Precision agriculture technologies have not always been economical for small- to medium-sized farming operations. However, with precision agriculture equipment becoming less expensive, tools such as guidance systems, yield monitors and variable-rate fertilizer applicators may now be profitable for nearly all growers. The rising costs of inputs and higher commodity prices considerably increase the risk of making the wrong management decision. Thus, even small farms can profit from using technologies that improve production efficiency.
Some technologies, like real-time kinematic (RTK) auto-steering, can improve efficiency without changing management practices. Using a GPS-guided steering system can eliminate sprayer overlaps and planter skips that can result in lower profits. The magnitude of savings depends on how well the grower was doing without the guidance system. Considering an example from an Ohio State University Extension article, a grower using row or foam markers on the planter and sprayer, conservatively speaking, might be farming 102 acres in a 100-acre field. This extra area might seem insignificant, but when one considers that two acres translates into spending 2 percent more on all associated inputs such as seed, fertilizer, pesticides, fuel and labor, even small application errors can become quite costly. An RTK guidance system with 1-inch driving accuracy can eliminate this risk.
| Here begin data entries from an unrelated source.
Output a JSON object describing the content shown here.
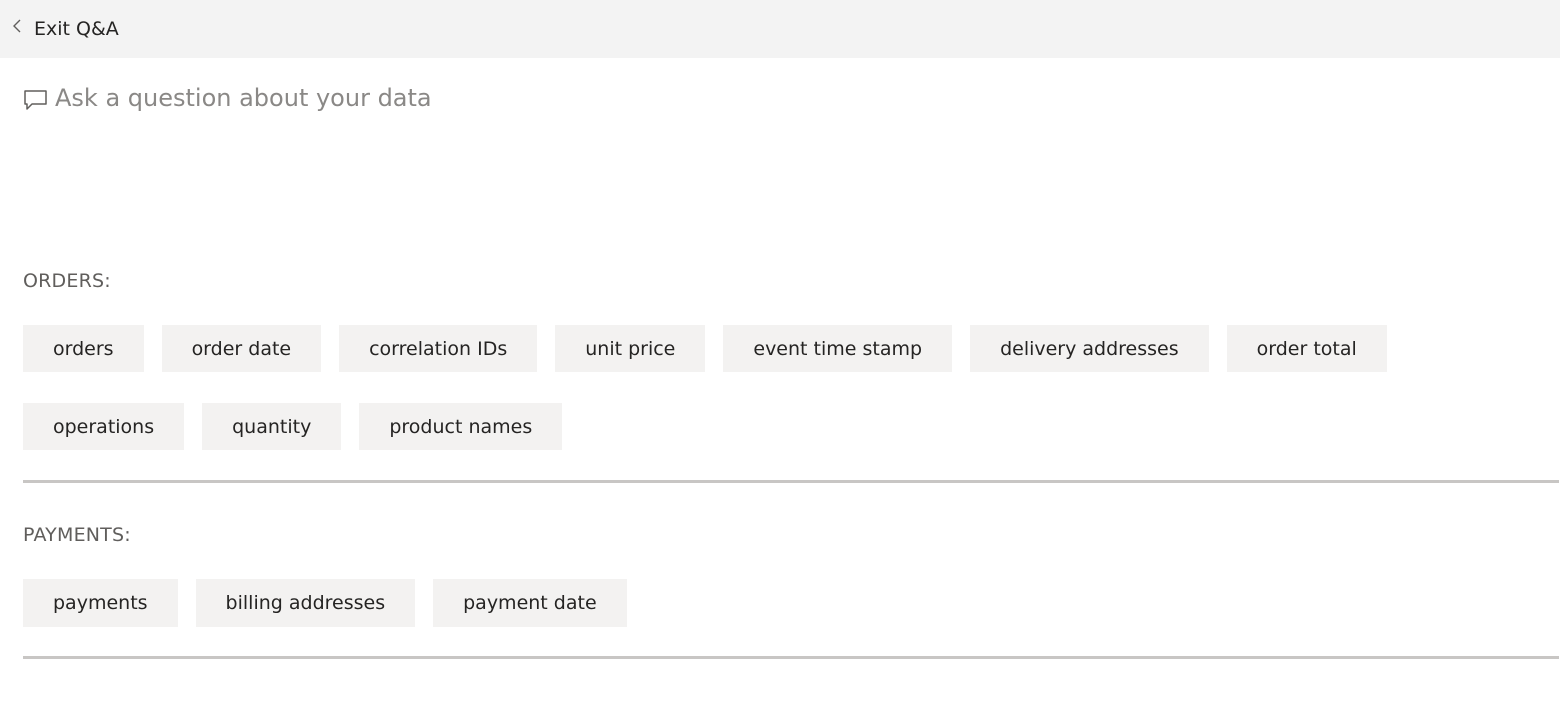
{
  "header": {
    "exit_label": "Exit Q&A",
    "exit_icon": "chevron-left-icon"
  },
  "ask": {
    "icon": "speech-bubble-icon",
    "placeholder": "Ask a question about your data",
    "value": ""
  },
  "sections": [
    {
      "label": "ORDERS:",
      "rows": [
        [
          "orders",
          "order date",
          "correlation IDs",
          "unit price",
          "event time stamp",
          "delivery addresses",
          "order total"
        ],
        [
          "operations",
          "quantity",
          "product names"
        ]
      ]
    },
    {
      "label": "PAYMENTS:",
      "rows": [
        [
          "payments",
          "billing addresses",
          "payment date"
        ]
      ]
    }
  ],
  "colors": {
    "topbar_bg": "#f3f3f3",
    "chip_bg": "#f3f2f1",
    "divider": "#c8c6c4",
    "placeholder": "#8a8886"
  }
}
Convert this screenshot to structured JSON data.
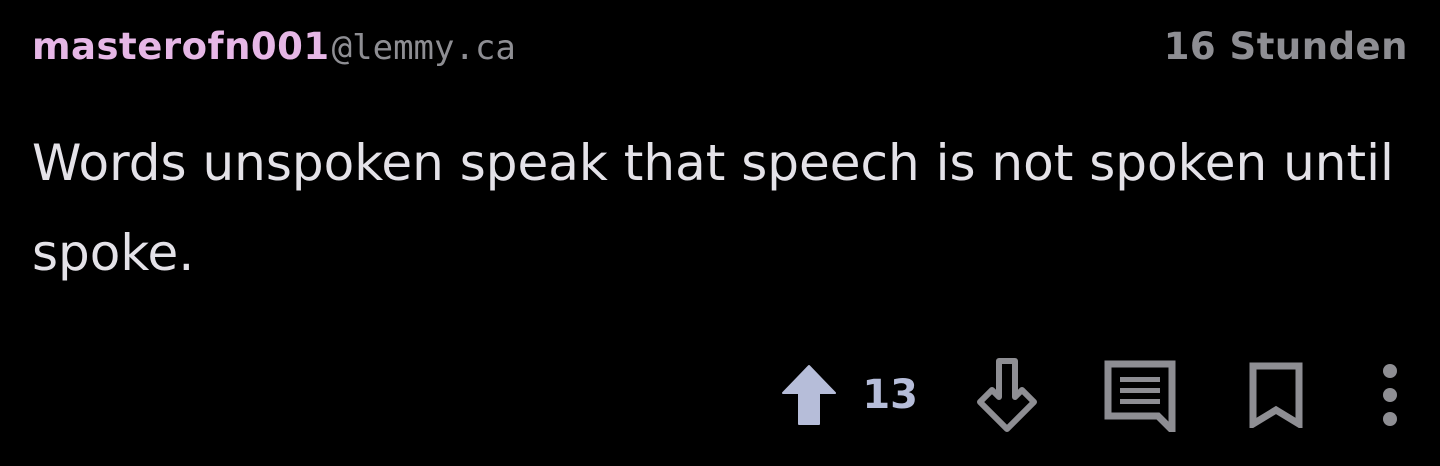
{
  "comment": {
    "author": {
      "username": "masterofn001",
      "instance": "@lemmy.ca"
    },
    "timestamp": "16 Stunden",
    "body": "Words unspoken speak that speech is not spoken until spoke.",
    "actions": {
      "upvote_icon": "arrow-up-icon",
      "score": "13",
      "downvote_icon": "arrow-down-icon",
      "reply_icon": "comment-icon",
      "save_icon": "bookmark-icon",
      "more_icon": "more-vertical-icon"
    }
  },
  "colors": {
    "background": "#000000",
    "username": "#e6b7e6",
    "muted": "#8e8e93",
    "body_text": "#e4e2e8",
    "upvoted": "#b6bdd9"
  }
}
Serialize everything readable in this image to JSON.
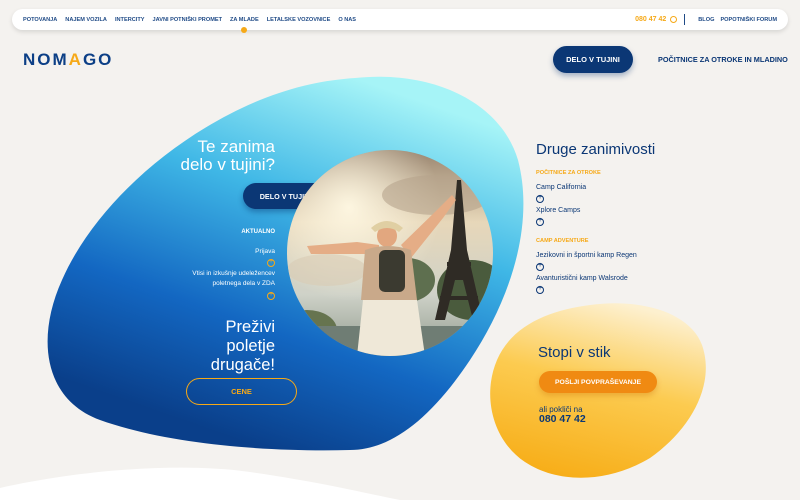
{
  "nav": {
    "items": [
      {
        "label": "POTOVANJA",
        "active": false
      },
      {
        "label": "NAJEM VOZILA",
        "active": false
      },
      {
        "label": "INTERCITY",
        "active": false
      },
      {
        "label": "JAVNI POTNIŠKI PROMET",
        "active": false
      },
      {
        "label": "ZA MLADE",
        "active": true
      },
      {
        "label": "LETALSKE VOZOVNICE",
        "active": false
      },
      {
        "label": "O NAS",
        "active": false
      }
    ],
    "phone": "080 47 42",
    "blog": "BLOG",
    "forum": "POPOTNIŠKI FORUM"
  },
  "header": {
    "logo_pre": "NOM",
    "logo_accent": "A",
    "logo_post": "GO",
    "primary_button": "DELO V TUJINI",
    "secondary_link": "POČITNICE ZA OTROKE IN MLADINO"
  },
  "hero": {
    "title_line1": "Te zanima",
    "title_line2": "delo v tujini?",
    "button": "DELO V TUJINI",
    "news_heading": "AKTUALNO",
    "news": [
      {
        "line1": "Prijava",
        "line2": ""
      },
      {
        "line1": "Vtisi in izkušnje udeležencev",
        "line2": "poletnega dela v ZDA"
      }
    ],
    "slogan_line1": "Preživi",
    "slogan_line2": "poletje",
    "slogan_line3": "drugače!",
    "prices_button": "CENE"
  },
  "other": {
    "title": "Druge zanimivosti",
    "groups": [
      {
        "category": "POČITNICE ZA OTROKE",
        "links": [
          "Camp California",
          "Xplore Camps"
        ]
      },
      {
        "category": "CAMP ADVENTURE",
        "links": [
          "Jezikovni in športni kamp Regen",
          "Avanturistični kamp Walsrode"
        ]
      }
    ]
  },
  "contact": {
    "title": "Stopi v stik",
    "button": "POŠLJI POVPRAŠEVANJE",
    "note": "ali pokliči na",
    "phone": "080 47 42"
  },
  "colors": {
    "navy": "#0b3775",
    "orange": "#f6a917",
    "cyan": "#9ff2f6",
    "blue": "#1566c4"
  }
}
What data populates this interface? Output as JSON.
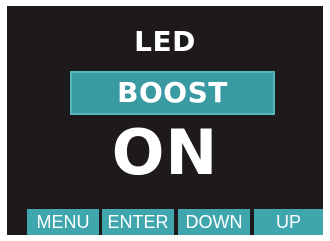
{
  "screen": {
    "title": "LED",
    "mode": "BOOST",
    "value": "ON"
  },
  "buttons": {
    "menu": "MENU",
    "enter": "ENTER",
    "down": "DOWN",
    "up": "UP"
  },
  "colors": {
    "screen_background": "#1e1a1b",
    "accent": "#3a9aa2",
    "button": "#3fa6ad",
    "text": "#ffffff"
  }
}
Despite the fact that yield monitors have been around over a decade, many growers still don’t fully understand how to use them to improve farming efficiency. This lack of knowledge is being actively addressed in a series of extension programs and classroom courses developed at North Carolina State University. This training involves on-farm demonstrations, hands-on classroom training using “Virtual Yield Monitor” custom software, and introduction to spreadsheet-based analysis of yield monitor data, yield-limiting factors, and potential changes in management that could increase yield. Efforts like this provide growers the knowledge needed to fully utilize yield monitor technologies to better manage on-farm spatial variability.
Variable-rate fertilizer applications have been shown to improve efficiency and increase profits in many growers’ fields. Several universities and USDA-ARS research units have developed strategies for using on-the-go, sensor-based applicators to improve fertilizer-use efficiency. Profits have come in the form of increased grain yields without increasing total nutrient inputs or as sustained production at lower input levels. Most of these systems consider both spatial and temporal variability, which can affect production. Current work is focused on incorporating additional layers of data such as real-time weather, soil electrical conductivity, and other spatial information into the processes that determine fertilizer application rates.
Precision management pays more now than ever. Current grain and fertilizer prices greatly increase the value of precision agriculture technologies. The information generated using precision agriculture equipment and the decisions based upon it can help mitigate the growing risk of yield loss.